Less Junk Food Equals Better Kid Nutrition

December 2, 2009 Comments

NEW HAVEN, Conn.—Kids eat less junk food when middle schools remove low nutritional value snack foods and soft drinks as options from school vending machines and cafeterias, according to a new study from at the Rudd Center for Food Policy and Obesity at Yale University.

“We found that when you take soda and high-fat snacks out of schools, students did not compensate at home. Instead, they ate better at school and no worse at home,” said lead study author Marlene Schwartz, PhD, deputy director at the Rudd Center for Food Policy and Obesity at Yale University.

Schwartz explained that financial pressure from both the food industry, looking to build brand loyalty, and the schools, which get a cut of the profits from vending machines, is the main reason there is opposition to removing soft drinks and junk foods.

The study, published in the December issue of the journal Health Education & Behavior, looked at six middle schools over two years.
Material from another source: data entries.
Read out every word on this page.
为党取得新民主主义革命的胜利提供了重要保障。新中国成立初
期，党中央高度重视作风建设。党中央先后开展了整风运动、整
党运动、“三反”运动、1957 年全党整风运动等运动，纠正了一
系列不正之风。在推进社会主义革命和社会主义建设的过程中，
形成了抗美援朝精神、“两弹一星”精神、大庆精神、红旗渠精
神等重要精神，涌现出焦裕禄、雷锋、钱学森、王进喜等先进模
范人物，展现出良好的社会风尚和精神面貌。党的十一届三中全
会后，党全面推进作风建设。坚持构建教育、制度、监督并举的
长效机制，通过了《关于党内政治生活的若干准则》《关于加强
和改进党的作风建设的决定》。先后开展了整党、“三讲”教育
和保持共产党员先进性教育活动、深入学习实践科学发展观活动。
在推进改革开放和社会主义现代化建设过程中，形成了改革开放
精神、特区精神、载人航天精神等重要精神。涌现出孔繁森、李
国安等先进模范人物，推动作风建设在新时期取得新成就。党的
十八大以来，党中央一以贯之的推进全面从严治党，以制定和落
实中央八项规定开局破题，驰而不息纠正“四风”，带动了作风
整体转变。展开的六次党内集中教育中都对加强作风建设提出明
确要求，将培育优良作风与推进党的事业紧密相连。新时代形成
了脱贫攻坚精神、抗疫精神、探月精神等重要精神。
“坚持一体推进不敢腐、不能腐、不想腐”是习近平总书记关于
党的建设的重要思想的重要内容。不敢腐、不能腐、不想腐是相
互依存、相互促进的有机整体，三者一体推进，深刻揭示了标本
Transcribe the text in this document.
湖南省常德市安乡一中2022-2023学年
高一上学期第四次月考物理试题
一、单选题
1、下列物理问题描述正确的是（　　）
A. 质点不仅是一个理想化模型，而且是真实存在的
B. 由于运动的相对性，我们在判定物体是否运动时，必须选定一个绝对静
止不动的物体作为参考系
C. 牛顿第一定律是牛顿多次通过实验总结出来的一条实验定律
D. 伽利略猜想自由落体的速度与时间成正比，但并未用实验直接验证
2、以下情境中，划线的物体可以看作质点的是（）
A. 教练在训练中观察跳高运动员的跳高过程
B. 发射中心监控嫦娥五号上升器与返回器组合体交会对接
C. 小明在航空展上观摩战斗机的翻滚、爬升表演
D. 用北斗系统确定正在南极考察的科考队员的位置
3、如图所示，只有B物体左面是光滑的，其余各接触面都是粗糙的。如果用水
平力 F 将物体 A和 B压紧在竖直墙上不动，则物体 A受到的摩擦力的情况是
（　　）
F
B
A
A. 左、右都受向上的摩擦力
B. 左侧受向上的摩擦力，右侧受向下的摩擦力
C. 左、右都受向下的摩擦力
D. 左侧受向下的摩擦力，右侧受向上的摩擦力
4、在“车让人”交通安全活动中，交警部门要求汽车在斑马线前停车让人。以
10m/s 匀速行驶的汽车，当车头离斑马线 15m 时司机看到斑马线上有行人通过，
In the three target schools, snacks meeting current nutrition standards in Connecticut (including water, 100-percent fruit juice, baked chips, pretzels, granola bars and canned fruit) replaced items that did not meet the standards (including potato chips, doughnuts, sweetened sports drinks, soda, snack cakes and cookies). The foods at the three comparison schools remained the same.

“We live in a society where it is easy, cheap, and convenient to eat unhealthy foods, and difficult to eat healthy foods,” Schwartz said. “It’s been this way for so long that many people consider this normal. It’s not. Schools need to be a safe haven for children that sell healthy foods children need to eat more of, not the unhealthy foods we tell children to limit.”